Fast-forward to today, with Black’s The Predator in theaters. The revamp isn’t all bad, with a surprising number of laugh-out-loud moments and some inventive gory kills. The movie does indeed demonstrate some understanding of what the audience might expect from a movie called The Predator. But maybe that’s the problem, because the first two Predators obviously didn’t give a shit what the audience might expect. The 2018 update feels neutered, like it’s trying to justify an R rating with an overload of blood and f-bombs; the blood is CGI, the f-bombs arbitrary, and The Predator on the whole feels like it was conceived after Kingsman and Mad Max and Deadpool and Logan did good things for Hollywood’s bank account. The muscles it flexes are muscles we’ve seen before, certainly not those of an “explosive reinvention.”

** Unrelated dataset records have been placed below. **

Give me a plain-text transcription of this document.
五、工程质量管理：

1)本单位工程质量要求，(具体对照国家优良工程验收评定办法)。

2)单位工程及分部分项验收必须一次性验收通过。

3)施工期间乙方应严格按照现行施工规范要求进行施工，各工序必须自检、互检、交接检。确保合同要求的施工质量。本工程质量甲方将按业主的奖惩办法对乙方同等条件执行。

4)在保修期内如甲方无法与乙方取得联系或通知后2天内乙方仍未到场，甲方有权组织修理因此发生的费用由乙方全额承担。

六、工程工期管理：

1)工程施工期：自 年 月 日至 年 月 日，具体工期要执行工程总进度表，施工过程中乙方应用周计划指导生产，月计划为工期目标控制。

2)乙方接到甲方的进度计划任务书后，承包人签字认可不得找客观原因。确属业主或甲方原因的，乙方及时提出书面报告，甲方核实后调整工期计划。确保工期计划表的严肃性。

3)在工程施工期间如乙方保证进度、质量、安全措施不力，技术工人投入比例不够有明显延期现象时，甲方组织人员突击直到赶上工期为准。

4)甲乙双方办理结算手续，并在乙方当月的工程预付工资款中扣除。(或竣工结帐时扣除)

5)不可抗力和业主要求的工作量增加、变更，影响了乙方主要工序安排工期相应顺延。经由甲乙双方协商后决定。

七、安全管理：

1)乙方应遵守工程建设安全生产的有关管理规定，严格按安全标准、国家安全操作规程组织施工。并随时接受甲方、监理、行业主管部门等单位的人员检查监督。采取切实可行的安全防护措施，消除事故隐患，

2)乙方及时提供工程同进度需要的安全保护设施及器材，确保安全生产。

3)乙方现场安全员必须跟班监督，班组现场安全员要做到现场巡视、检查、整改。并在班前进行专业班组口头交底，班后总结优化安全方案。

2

The original Predator didn’t overextend itself in order to appeal to adult audiences. The brilliant moments of cheesy macho bullshit came in something as simple as a handshake. Hell, I’d give the thing an R-rating for this alone:

And the first sequel didn’t do that, either. The MPAA initially gave Predator 2 an NC-17 rating, so Hopkins and Co. actually cut a bunch of scenes to bring it down to an R. These movies are loud in a way we will never see again, meaning they’re bombastic, roaring, lurid, over-the-top. The 2018 Predator is loud, sure, because it’s trying to be, meaning it’s just straight-up obnoxious. When the 2018 Predator opens his mouth it’s not to call anyone a motherfucker — it’s to disperse plot exposition. Ew.

Maybe it’s not fair to fault Shane Black; this is just the world we’re in now, three decades removed from the heyday of Arnold Schwarzenegger’s glistening pectorals and Danny Glover’s glistening everything. Still, the greatest lesson of the beautifully absurd Predator 2 should be this: when Gary Busey appears to be the most understated and elegant presence in your film, you’re doing it right.